While answers to such questions will also depend in part on future political moments, the discourse of responsibility provides a social frame that helps mediate the experience and memory of the Iraq War. It allows the United States to begin the process of disassociation from the tragedy of Iraq by placing distance between itself and its actions. The continuous discussion regarding the need for Iraq to take responsibility for itself helps foster a collective forgetting of the cruelty associated with invasion. It renders it impossible to recognize our national deeds of violence, allowing for what William Connolly has called, “the forgetfulness of the present in the present.”
What’s Really Lost?
We return now to the question that marked our beginning. That is, how do we know, how do we make sense of, what our present is? Proving “Iraqi innocence” or “American guilt,” is not what is at stake here. Instead, my goal has been to illuminate how our reality is mediated and shaped through discourses of power and how these discourses construct identities, engendering ways of seeing, remembering and forgetting. With all the talk of responsibility there is, of course, everything that goes unspoken. This forces us to ask what gets lost in a discourse that attempts to reposition responsibility and inscribe other agents with its obligations.

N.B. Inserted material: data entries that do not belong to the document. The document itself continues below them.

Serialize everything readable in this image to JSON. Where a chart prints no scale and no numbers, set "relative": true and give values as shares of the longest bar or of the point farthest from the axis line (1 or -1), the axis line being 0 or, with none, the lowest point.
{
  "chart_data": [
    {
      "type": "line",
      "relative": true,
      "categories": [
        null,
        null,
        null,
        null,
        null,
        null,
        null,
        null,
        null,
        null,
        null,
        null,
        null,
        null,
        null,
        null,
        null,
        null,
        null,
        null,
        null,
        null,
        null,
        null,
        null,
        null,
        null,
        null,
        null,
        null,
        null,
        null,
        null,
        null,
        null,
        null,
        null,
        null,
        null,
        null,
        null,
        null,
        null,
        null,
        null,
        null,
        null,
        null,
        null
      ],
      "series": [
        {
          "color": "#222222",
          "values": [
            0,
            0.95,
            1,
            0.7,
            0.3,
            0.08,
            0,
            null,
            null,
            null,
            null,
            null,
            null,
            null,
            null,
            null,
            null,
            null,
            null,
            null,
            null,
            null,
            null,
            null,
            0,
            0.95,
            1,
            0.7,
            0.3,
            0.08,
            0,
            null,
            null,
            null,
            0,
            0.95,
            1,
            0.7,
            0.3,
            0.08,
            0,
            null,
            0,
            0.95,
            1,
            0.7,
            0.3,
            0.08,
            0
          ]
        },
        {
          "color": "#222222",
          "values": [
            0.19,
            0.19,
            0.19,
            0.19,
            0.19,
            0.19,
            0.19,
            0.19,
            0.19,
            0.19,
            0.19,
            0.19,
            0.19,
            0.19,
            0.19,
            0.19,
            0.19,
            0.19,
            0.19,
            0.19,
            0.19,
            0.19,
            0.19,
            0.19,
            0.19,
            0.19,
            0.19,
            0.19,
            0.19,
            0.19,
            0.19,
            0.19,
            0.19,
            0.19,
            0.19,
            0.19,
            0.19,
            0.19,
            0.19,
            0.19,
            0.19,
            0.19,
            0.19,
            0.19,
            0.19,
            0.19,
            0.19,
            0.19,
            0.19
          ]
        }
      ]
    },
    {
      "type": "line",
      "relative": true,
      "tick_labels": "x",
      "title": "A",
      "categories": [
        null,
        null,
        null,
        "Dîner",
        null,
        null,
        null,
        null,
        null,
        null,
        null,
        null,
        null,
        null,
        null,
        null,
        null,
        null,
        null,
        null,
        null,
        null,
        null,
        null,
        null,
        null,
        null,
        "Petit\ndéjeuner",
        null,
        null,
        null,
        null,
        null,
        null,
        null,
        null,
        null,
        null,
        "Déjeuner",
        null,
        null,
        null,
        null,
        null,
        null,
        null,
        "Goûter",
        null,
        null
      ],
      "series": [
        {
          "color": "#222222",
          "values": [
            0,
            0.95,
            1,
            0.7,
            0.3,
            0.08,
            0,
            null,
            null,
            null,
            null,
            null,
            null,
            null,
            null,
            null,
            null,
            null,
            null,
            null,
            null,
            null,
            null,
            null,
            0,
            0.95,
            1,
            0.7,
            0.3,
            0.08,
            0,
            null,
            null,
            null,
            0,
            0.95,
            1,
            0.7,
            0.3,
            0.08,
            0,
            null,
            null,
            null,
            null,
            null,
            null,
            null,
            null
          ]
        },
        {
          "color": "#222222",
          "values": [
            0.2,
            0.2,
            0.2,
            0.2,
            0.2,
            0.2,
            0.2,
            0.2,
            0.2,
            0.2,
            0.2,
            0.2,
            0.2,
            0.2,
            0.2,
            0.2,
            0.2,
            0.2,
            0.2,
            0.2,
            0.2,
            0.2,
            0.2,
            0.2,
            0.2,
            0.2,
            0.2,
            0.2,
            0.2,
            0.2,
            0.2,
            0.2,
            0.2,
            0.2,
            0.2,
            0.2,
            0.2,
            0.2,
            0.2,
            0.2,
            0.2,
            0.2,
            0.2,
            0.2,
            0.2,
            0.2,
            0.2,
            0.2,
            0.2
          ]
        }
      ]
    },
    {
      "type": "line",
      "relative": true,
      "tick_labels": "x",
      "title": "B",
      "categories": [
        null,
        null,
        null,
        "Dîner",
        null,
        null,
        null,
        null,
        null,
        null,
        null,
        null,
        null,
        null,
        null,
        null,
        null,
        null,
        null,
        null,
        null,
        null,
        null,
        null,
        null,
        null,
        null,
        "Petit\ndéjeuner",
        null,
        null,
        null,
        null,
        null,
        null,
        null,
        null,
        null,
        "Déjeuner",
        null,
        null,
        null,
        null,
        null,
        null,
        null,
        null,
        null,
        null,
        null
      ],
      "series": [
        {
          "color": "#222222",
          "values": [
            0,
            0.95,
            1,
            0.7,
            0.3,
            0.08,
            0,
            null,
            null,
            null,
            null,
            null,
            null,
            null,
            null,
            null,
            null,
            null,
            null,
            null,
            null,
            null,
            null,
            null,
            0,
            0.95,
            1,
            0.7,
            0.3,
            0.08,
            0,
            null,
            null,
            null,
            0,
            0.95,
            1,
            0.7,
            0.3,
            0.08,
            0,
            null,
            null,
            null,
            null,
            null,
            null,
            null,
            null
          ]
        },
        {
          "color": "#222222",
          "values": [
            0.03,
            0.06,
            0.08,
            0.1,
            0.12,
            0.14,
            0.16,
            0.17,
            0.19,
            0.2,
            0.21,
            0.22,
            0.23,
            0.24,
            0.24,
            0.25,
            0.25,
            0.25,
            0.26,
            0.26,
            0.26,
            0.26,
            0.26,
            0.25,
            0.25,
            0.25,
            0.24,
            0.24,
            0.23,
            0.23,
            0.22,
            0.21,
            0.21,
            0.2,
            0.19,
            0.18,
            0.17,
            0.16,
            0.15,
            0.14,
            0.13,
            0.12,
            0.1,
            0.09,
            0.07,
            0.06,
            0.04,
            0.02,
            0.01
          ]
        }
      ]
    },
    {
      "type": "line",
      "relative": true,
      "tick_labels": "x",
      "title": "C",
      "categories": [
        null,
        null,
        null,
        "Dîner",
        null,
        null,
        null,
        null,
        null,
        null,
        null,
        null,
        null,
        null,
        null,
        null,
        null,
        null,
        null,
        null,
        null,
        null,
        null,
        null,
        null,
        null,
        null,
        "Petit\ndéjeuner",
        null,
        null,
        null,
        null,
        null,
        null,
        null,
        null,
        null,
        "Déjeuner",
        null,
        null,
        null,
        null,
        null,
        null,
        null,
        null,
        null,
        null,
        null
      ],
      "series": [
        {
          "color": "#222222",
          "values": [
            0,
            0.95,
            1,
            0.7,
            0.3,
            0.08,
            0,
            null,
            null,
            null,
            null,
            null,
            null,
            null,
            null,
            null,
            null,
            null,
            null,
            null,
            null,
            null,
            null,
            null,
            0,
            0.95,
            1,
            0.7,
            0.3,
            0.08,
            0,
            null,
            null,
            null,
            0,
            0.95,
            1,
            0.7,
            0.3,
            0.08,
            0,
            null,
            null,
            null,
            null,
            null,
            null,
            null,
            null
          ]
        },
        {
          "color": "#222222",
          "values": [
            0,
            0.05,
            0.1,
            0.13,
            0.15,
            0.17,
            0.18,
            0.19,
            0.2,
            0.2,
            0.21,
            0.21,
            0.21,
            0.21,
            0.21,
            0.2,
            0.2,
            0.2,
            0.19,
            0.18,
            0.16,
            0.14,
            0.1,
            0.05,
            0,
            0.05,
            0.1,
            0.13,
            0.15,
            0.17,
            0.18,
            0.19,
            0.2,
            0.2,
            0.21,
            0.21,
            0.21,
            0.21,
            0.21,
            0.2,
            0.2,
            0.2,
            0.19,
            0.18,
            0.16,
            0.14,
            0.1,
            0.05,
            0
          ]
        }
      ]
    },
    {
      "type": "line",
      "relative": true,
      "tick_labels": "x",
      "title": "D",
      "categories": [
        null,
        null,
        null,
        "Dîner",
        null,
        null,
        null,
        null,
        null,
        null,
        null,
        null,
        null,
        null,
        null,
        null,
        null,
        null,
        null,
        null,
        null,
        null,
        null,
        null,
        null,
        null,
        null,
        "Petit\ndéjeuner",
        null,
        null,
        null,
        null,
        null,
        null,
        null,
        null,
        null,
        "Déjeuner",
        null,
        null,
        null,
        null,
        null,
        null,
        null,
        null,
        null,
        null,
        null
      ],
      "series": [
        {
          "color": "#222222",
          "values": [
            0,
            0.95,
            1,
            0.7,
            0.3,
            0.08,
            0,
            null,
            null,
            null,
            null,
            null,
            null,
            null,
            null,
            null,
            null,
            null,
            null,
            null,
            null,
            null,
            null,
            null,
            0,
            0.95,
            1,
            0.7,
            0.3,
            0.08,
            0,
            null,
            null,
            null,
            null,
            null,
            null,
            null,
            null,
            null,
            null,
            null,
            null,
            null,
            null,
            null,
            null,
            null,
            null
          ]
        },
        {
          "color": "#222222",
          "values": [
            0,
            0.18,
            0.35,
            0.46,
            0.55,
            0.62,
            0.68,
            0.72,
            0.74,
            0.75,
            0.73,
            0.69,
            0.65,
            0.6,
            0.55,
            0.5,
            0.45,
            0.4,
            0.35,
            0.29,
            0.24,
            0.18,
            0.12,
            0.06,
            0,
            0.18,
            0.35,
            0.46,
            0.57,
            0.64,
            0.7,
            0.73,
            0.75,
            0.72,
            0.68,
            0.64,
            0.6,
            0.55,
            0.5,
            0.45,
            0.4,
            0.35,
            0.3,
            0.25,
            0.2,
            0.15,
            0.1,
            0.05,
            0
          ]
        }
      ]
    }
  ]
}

When officials speak about the absence of Iraqi leadership or the need for Iraqis to assume greater responsibility, the United States effectively casts the Iraqis as delinquent and erases their status as victims. The mounting civilian casualties, the refugee crisis and the problems of internal displacement remain hidden from clear view. However, despite the great lengths to which the United States goes in its attempt to reposition the locus of responsibility from itself onto Iraqis, gaps between rhetoric and reality remain. The discourse and the reality, to invoke the language of Fanon, follow the dictates of “mutual exclusion.” Such a disjunction strikes at the heart of Judith Butler’s question of “who counts as human.” Whose lives count as lives? And finally, what makes for a grievable life.” To be able to recognize the significance and trauma of what Iraq and all Iraqis have collectively undergone in the past five years might provide an entry point into an important dialogue about Iraq’s present and future possibilities.
Pierre Bourdieu once wrote that “from a strictly linguistic point of view, anyone can say anything just as the private can order the captain to clear the latrines; but from a sociological point of view, it is clear that not anyone can assert anything or else does so at his peril.” I propose that it is imperative to assume the role of the private in Bourdieu’s formulation in order to assert all that the dominant discourse omits and attempts to silence. By struggling against the forgetting of the current moment, regardless of the potential dangers involved we begin to piece together a more comprehensive picture of what is actually taking place, producing a better understanding of what our present is. This commitment will no doubt guarantee the development of counter-narratives, despite attempts to ensure otherwise.